Ein Patient wird geschädigt, weil eine Standalone-Software aufgrund eines Softwarefehlers die falschen Medikamente anzeigt. Was ist die Gefahr? Der Softwarefehler, die falsche Anzeige oder das falsche Medikament?

Alle drei Elemente der Ursachenkette entsprechen der Definition der ISO 14971, nämlich „potenzielle Schadensquelle“.

Da Unternehmen keine Festlegungen treffen, kommt es regelmäßig zu eskalierenden Diskussionen. Um dies zu vermeiden, helfen die oben genannten alternativen Definitionen.

Wird die Gefährdung als letztes Element einer Ursachenkette vor der Gefährdungssituation definiert, dann ist die Reihenfolge:

Element der Ursachenkette Konzept/Begriff
Software-Fehler Auslösende Ursache
Falsche Medikamentenanzeige Element der Ursachenkette
Falsche Medikamente Gefahr
Einnahme der falschen Medikamente Gefährliche Situation
Allergischer Schock Schaden
Tabelle 1: Ablauf und Begriffszuordnung bei der ersten alternativen Definition des Begriffs Gefahr
Je nach Definition besteht hier die Gefahr in der falschen Medikation.
Abb. 2: Die Definition legt fest, welche Elemente innerhalb einer Ursachenkette als Gefährdung gelten. Hier ist es das falsche Medikament.

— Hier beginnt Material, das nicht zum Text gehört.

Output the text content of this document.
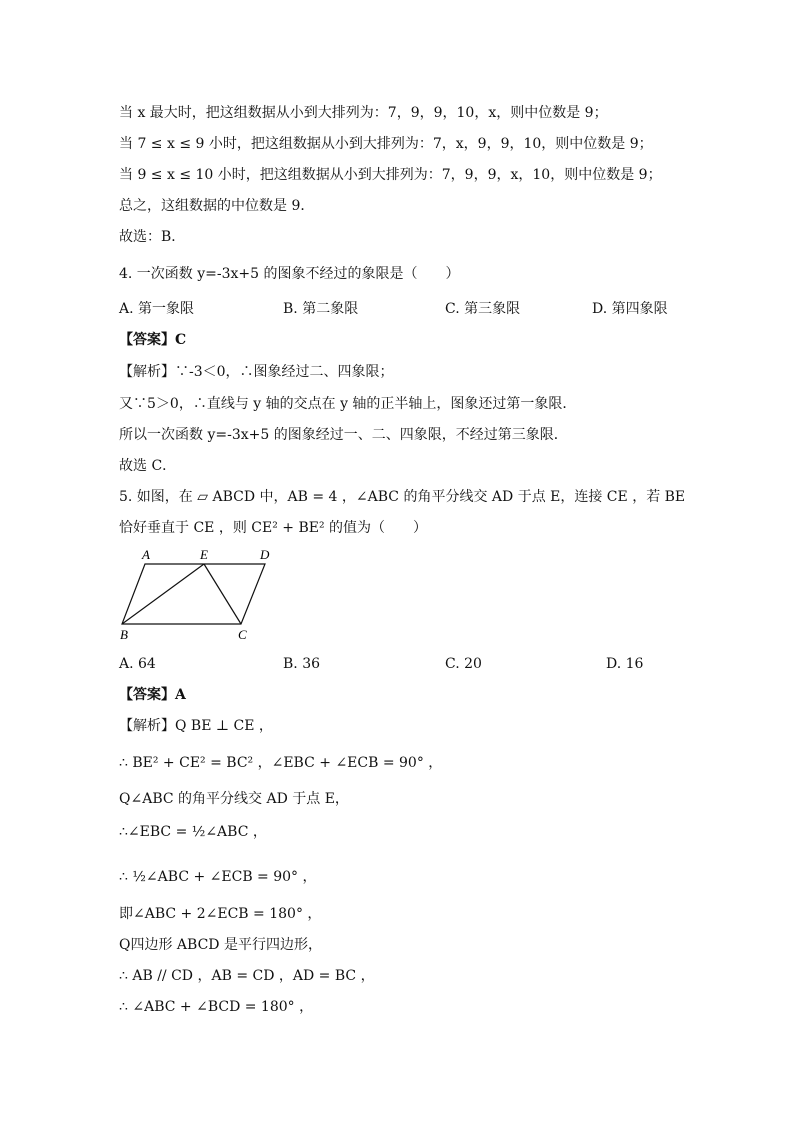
当 x 最大时，把这组数据从小到大排列为：7，9，9，10，x，则中位数是 9；
当 7 ≤ x ≤ 9 小时，把这组数据从小到大排列为：7，x，9，9，10，则中位数是 9；
当 9 ≤ x ≤ 10 小时，把这组数据从小到大排列为：7，9，9，x，10，则中位数是 9；
总之，这组数据的中位数是 9．
故选：B．
4. 一次函数 y=-3x+5 的图象不经过的象限是（　　）
A. 第一象限	B. 第二象限	C. 第三象限	D. 第四象限
【答案】C
【解析】∵-3＜0，∴图象经过二、四象限；
又∵5＞0，∴直线与 y 轴的交点在 y 轴的正半轴上，图象还过第一象限．
所以一次函数 y=-3x+5 的图象经过一、二、四象限，不经过第三象限．
故选 C．
5. 如图，在 ▱ ABCD 中，AB = 4 ，∠ABC 的角平分线交 AD 于点 E，连接 CE ，若 BE
恰好垂直于 CE ，则 CE² + BE² 的值为（　　）
A	E	D
B	C
A. 64	B. 36	C. 20	D. 16
【答案】A
【解析】Q BE ⊥ CE ，
∴ BE² + CE² = BC² ，∠EBC + ∠ECB = 90° ，
Q∠ABC 的角平分线交 AD 于点 E，
∴∠EBC = ½∠ABC ，
∴ ½∠ABC + ∠ECB = 90° ，
即∠ABC + 2∠ECB = 180° ，
Q四边形 ABCD 是平行四边形，
∴ AB // CD ，AB = CD ，AD = BC ，
∴ ∠ABC + ∠BCD = 180° ，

Wird hingegen das äußere (Fehl-)Verhalten des Produkts als Gefahr definiert, ist die Reihenfolge:

Element der Ursachenkette Konzept/Begriff
Software-Fehler Auslösende Ursache
Falsche Medikamentenanzeige Gefahr
Falsche Medikamente Element der Ursachenkette
Einnahme der falschen Medikamente Gefährliche Situation
Allergischer Schock Schaden
Tabelle 2: Ereignisabfolge und zugehörige Begriffe bei der zweiten alternativen Definition des Begriffs Gefährdung

Im zweiten Fall (Tabelle 2) lässt sich erkennen, dass die Gefahrensituation nicht mehr genau der Definition entspricht, da der Patient nicht direkt der Gefahr ausgesetzt ist (hier die Falschmeldung).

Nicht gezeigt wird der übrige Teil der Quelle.